Me permito definir el outplacement como aquel programa, con características de alta nobleza y de alta empleabilidad, que la empresa ofrece a sus colaboradores cuando por motivos ajenos al colaborador ella se ve en la obligación de desvincularlo de la misma. La Responsabilidad Social Empresarial, es como la “nobleza”, ella obliga.
Es así que la empresa moderna siente ser responsable por la empleabilidad de sus colaboradores y les indemniza con programas de outplacemet o de transición de carrera que permiten que el colaborador trabaje positivamente el duelo que significa la desvinculación y resignifique su posición ante la propia vida laboral, planteándose desde la posibilidad de cambio que significa esta situación en su vida laboral. Ya sea que el participante elija ver su transición de empleo a empleo, de empleo a emprendimiento, de empleo a jubilación, mi tarea a través de los programas de Fuchs Consultores S.A. que dirijo e imparto con exclusividad para Fuchs, es de abrir conversaciones a través del coaching que permitan al participante reconocer oportunidades que la situación de excepción que le ofrece. La desvinculación abre puertas que de otra manera nunca se habrían abierto.

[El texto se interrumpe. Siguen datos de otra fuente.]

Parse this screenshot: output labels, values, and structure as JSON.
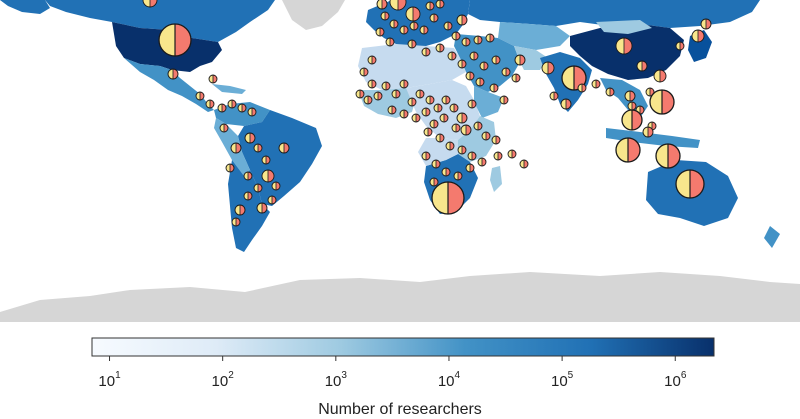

Fuchs Consultores S.A. está apuntando a un programa de transición en el cual la persona pueda pasar por un proceso completo desde el autoconocimiento hasta aplicaciones en la cotidianeidad de las competencias necesarias para la realización de su trabajo y la vida social en general.
Las competencias que se trabajan están relacionadas con aspectos tradicionalmente considerados “blandos”. En el fondo, esto tiene relación con que las personas manejan en general, aspectos técnicos de buena manera y sólo necesitan potenciarlos con otro tipo de competencias. Se busca, entonces, generar una ventaja comparativa, apoyar en la entrega de herramientas para el propio desarrollo de los participantes del proceso.
Cada una de las actividades están enfocadas al “aprender haciendo”, desde una metodología experiencial y apoyadas en la sencillez de los juegos, es posible generar un gatillante para la posterior aplicación de la competencia. Se comienzan los procesos con aspectos introductorios para posteriormente fomentar el “darse cuenta” mediante invitaciones a aprender jugando.
La duración de las dinámicas es de 2 a 3 horas variando en el número de personas y los procesos individuales de los participantes.